Temps de joyeuses retrouvailles pour certains, de se découvrir frères et sœurs, pour d’autres. Les Offices liturgiques, les repas, les rencontres par groupe ont permis de mieux se connaître, de partager joies, peines ou soucis, chacun a pu également partager ses expériences, de se rendre compte que les problèmes rencontrés en matière de formation des jeunes sont partout les mêmes, ce qui fait que l’on se sent moins seul dans cette belle mais exigeante mission. Au cours des échanges informels, des liens se sont tissés, des chemins fraternels se sont ouverts. Comme l’écrit le Pape François dans sa Lettre à tous les consacrés, « la communion et la rencontre entre les différents charismes et vocations est un chemin d’espérance. »

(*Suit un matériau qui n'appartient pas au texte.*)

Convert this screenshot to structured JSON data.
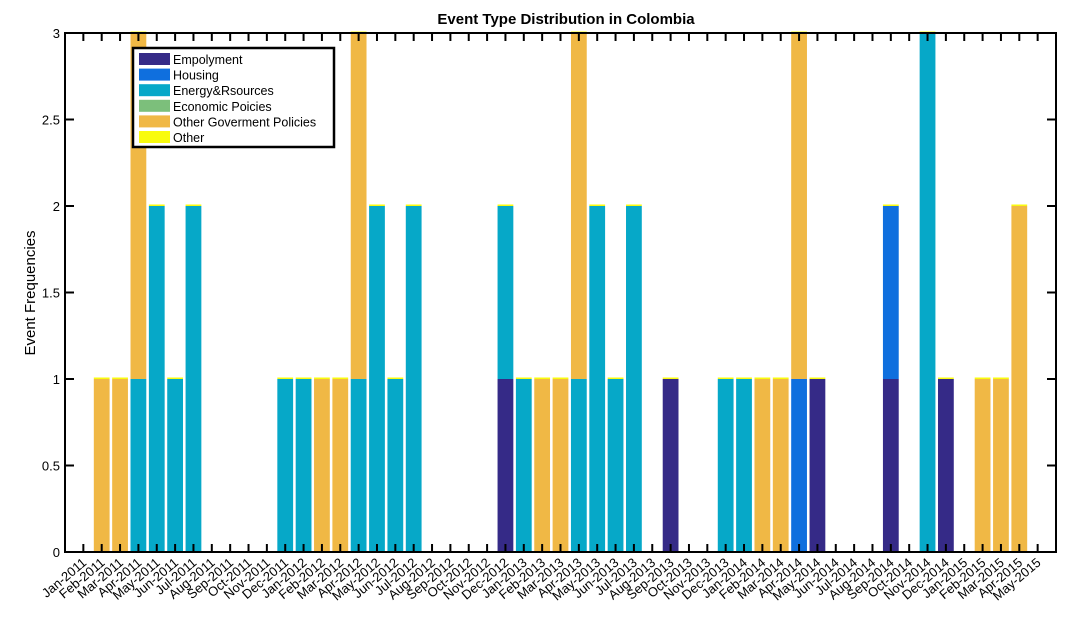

Quatre jours auprès de sainte Bernadette 

Le lieu de Saint-Gildard, là où sainte Bernadette a vécu sa vie religieuse a sûrement été une grâce de Dieu.  Les horaires ayant été bien aménagés, cela permettait à ceux qui le désiraient d’aller prier auprès de la châsse de la sainte, d’aller prier dans cette église où elle-même a prié, là où elle-même s’est donnée jusqu’au bout. Le fait aussi de prier l’Office, de vivre les eucharisties dans le lieu où Bernadette a été elle-même formée, à savoir dans la pièce du noviciat, a certainement été pour chacun riche de sens… Et puis, peut-être certains ont-ils pu aller visiter l’infirmerie, là où elle a prononcé son dernier « oui » ? Alors, ils ont dû en ce lieu goûter un quelque chose de la simplicité même de Bernadette.